Could Comet Interceptor glimpse an interstellar object?

The Comet Interceptor mission will launch a main spacecraft and two smaller probes, one of which will be developed by the Japanese Space Agency (JAXA). Now that the mission is approved, ESA will choose a prime contractor to develop the main spacecraft out of either Thales Alenia Space in the United Kingdom or OHB Italia.

The main spacecraft will use its thrusters to fly past the target comet at a distance of approximately 1,000 kilometers, while the smaller probes will get as close as 400 kilometers from the comet’s surface.

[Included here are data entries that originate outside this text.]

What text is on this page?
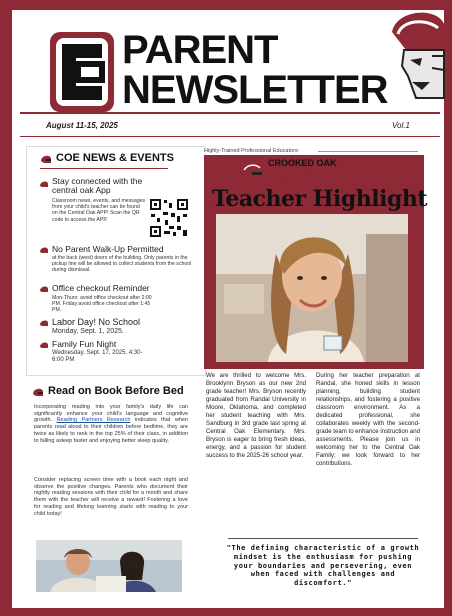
PARENT
NEWSLETTER
August 11-15, 2025	Vol.1
COE NEWS & EVENTS
Stay connected with the central oak App
Classroom news, events, and messages from your child's teacher can be found on the Central Oak APP! Scan the QR code to access the APP.
No Parent Walk-Up Permitted
at the back (west) doors of the building. Only parents in the pickup line will be allowed to collect students from the school during dismissal.
Office checkout Reminder
Mon-Thurs: avoid office checkout after 2:00 PM. Friday:avoid office checkout after 1:45 PM.
Labor Day! No School
Monday, Sept. 1, 2025.
Family Fun Night
Wednesday, Sept. 17, 2025, 4:30-6:00 PM
Read on Book Before Bed
Incorporating reading into your family's daily life can significantly enhance your child's language and cognitive growth. Reading Partners Research indicates that when parents read aloud to their children before bedtime, they are twice as likely to rank in the top 25% of their class, in addition to falling asleep faster and enjoying better sleep quality.
Consider replacing screen time with a book each night and observe the positive changes. Parents who document their nightly reading sessions with their child for a month and share them with the teacher will receive a reward! Fostering a love for reading and lifelong learning starts with reading to your child today!
Highly-Trained Professional Educators:
CROOKED OAK
RUF-NEX
Teacher Highlight
We are thrilled to welcome Mrs. Brooklynn Bryson as our new 2nd grade teacher! Mrs. Bryson recently graduated from Randal University in Moore, Oklahoma, and completed her student teaching with Mrs. Sandburg in 3rd grade last spring at Central Oak Elementary. Mrs. Bryson is eager to bring fresh ideas, energy, and a passion for student success to the 2025-26 school year.
During her teacher preparation at Randal, she honed skills in lesson planning, building student relationships, and fostering a positive classroom environment. As a dedicated professional, she collaborates weekly with the second-grade team to enhance instruction and assessments. Please join us in welcoming her to the Central Oak Family; we look forward to her contributions.
"The defining characteristic of a growth mindset is the enthusiasm for pushing your boundaries and persevering, even when faced with challenges and discomfort."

This will allow the probe to provide observations and data that could not be achieved by telescopes on Earth.

What’s more, as Michael Kueppers at ESA in Madrid, Comet Interceptor’s project scientist, put it, the mission will provide “a message in a bottle from the formation period.” It will be the first mission to provide close-up observations of material formed at the dawn of the Solar System, 4.5 billion years ago.

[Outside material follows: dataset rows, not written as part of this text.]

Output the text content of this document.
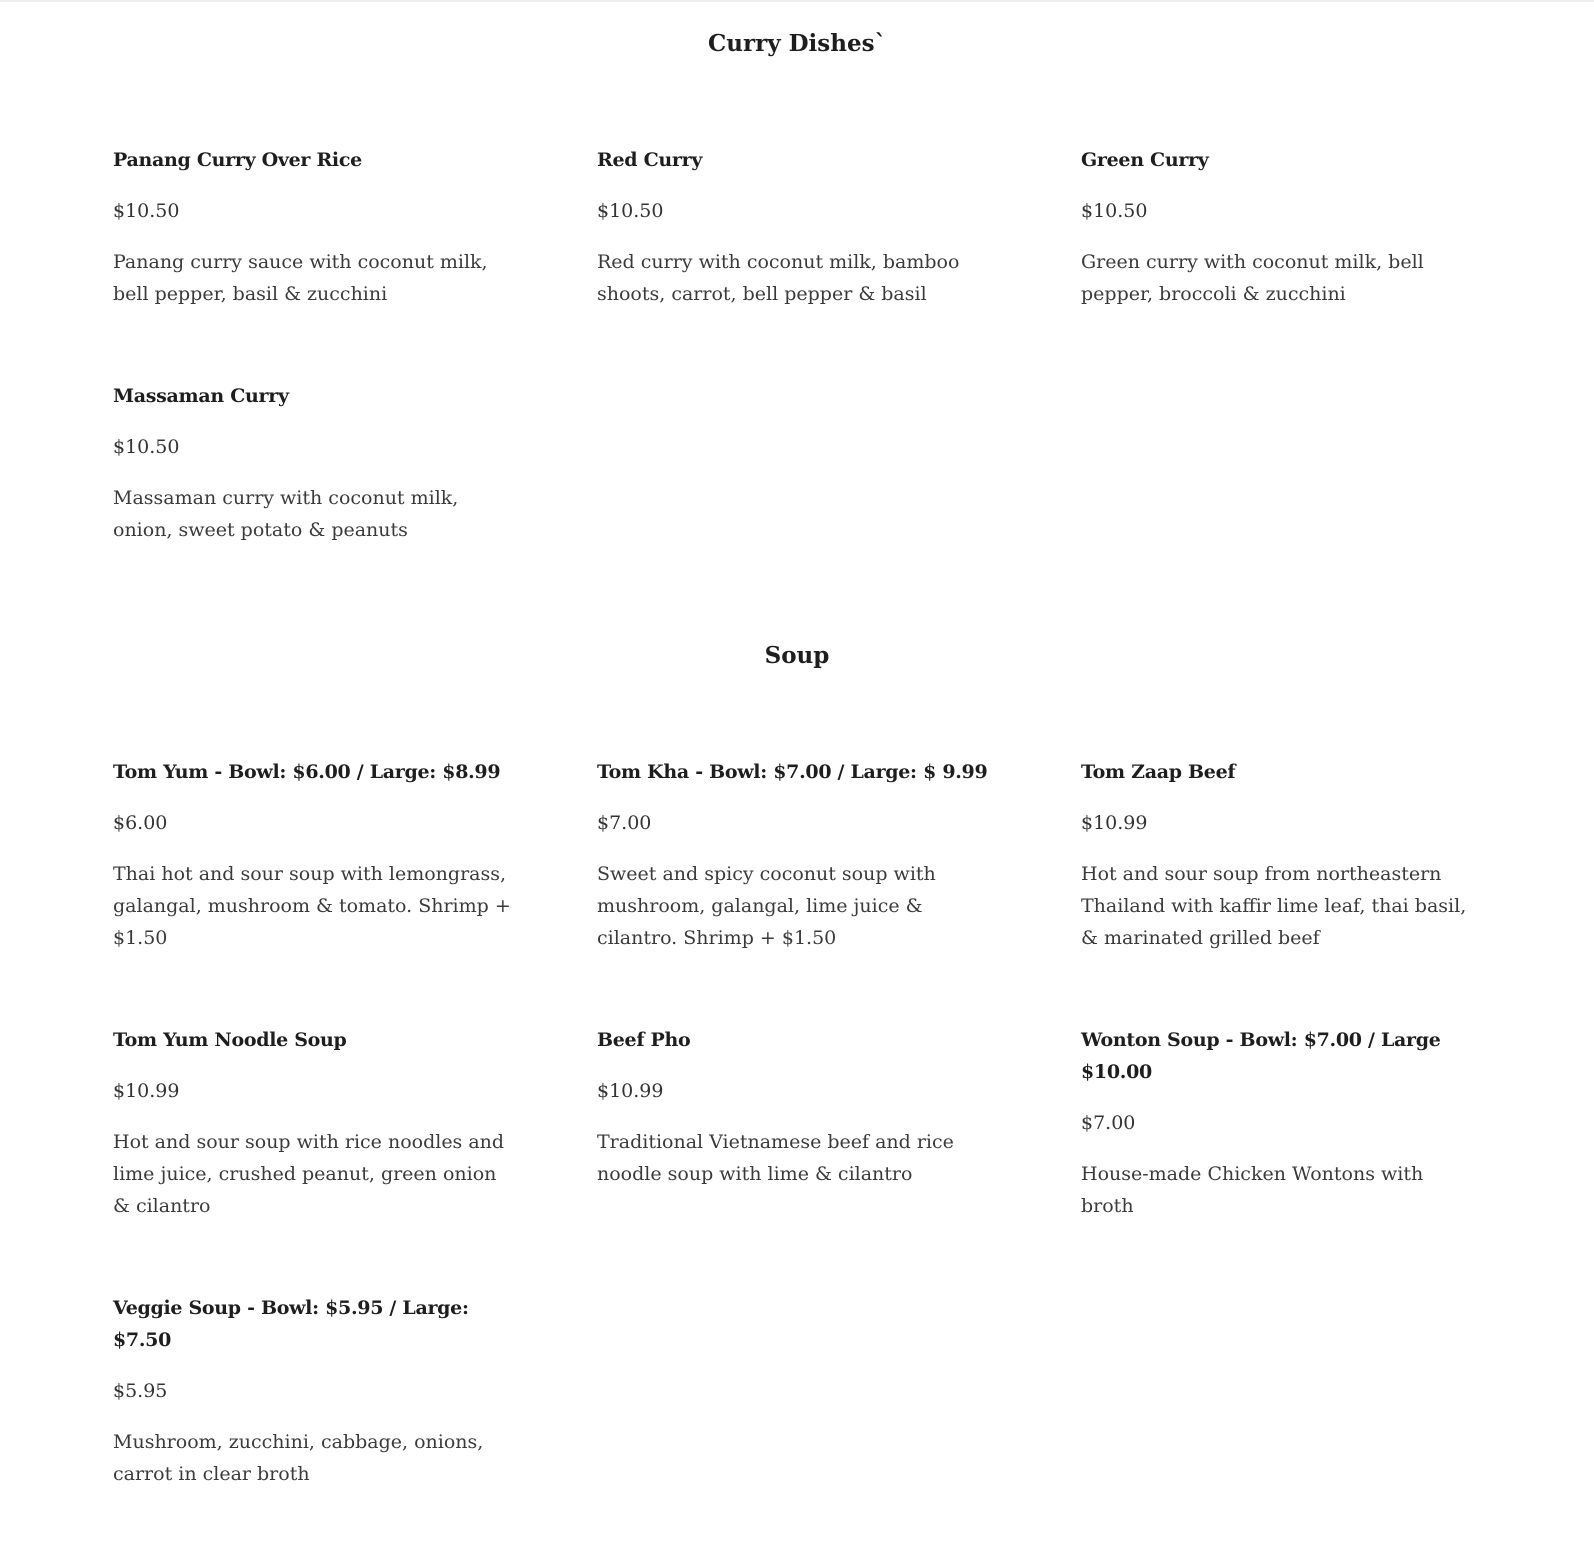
Curry Dishes`

Panang Curry Over Rice

$10.50

Panang curry sauce with coconut milk, bell pepper, basil & zucchini

Red Curry

$10.50

Red curry with coconut milk, bamboo shoots, carrot, bell pepper & basil

Green Curry

$10.50

Green curry with coconut milk, bell pepper, broccoli & zucchini

Massaman Curry

$10.50

Massaman curry with coconut milk, onion, sweet potato & peanuts

Soup

Tom Yum - Bowl: $6.00 / Large: $8.99

$6.00

Thai hot and sour soup with lemongrass, galangal, mushroom & tomato. Shrimp + $1.50

Tom Kha - Bowl: $7.00 / Large: $ 9.99

$7.00

Sweet and spicy coconut soup with mushroom, galangal, lime juice & cilantro. Shrimp + $1.50

Tom Zaap Beef

$10.99

Hot and sour soup from northeastern Thailand with kaffir lime leaf, thai basil, & marinated grilled beef

Tom Yum Noodle Soup

$10.99

Hot and sour soup with rice noodles and lime juice, crushed peanut, green onion & cilantro

Beef Pho

$10.99

Traditional Vietnamese beef and rice noodle soup with lime & cilantro

Wonton Soup - Bowl: $7.00 / Large $10.00

$7.00

House-made Chicken Wontons with broth

Veggie Soup - Bowl: $5.95 / Large: $7.50

$5.95

Mushroom, zucchini, cabbage, onions, carrot in clear broth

Or, if it picks up an interstellar object, it could provide a glimpse at something even older and all the more mysterious. “The interstellar-object aspect is extremely exciting,” planetary scientist Geraint Jones at University College London, who led the team that proposed the mission to ESA, told Nature. “The chances of finding a suitable interstellar target are small. But we’ll be keeping an eye out.”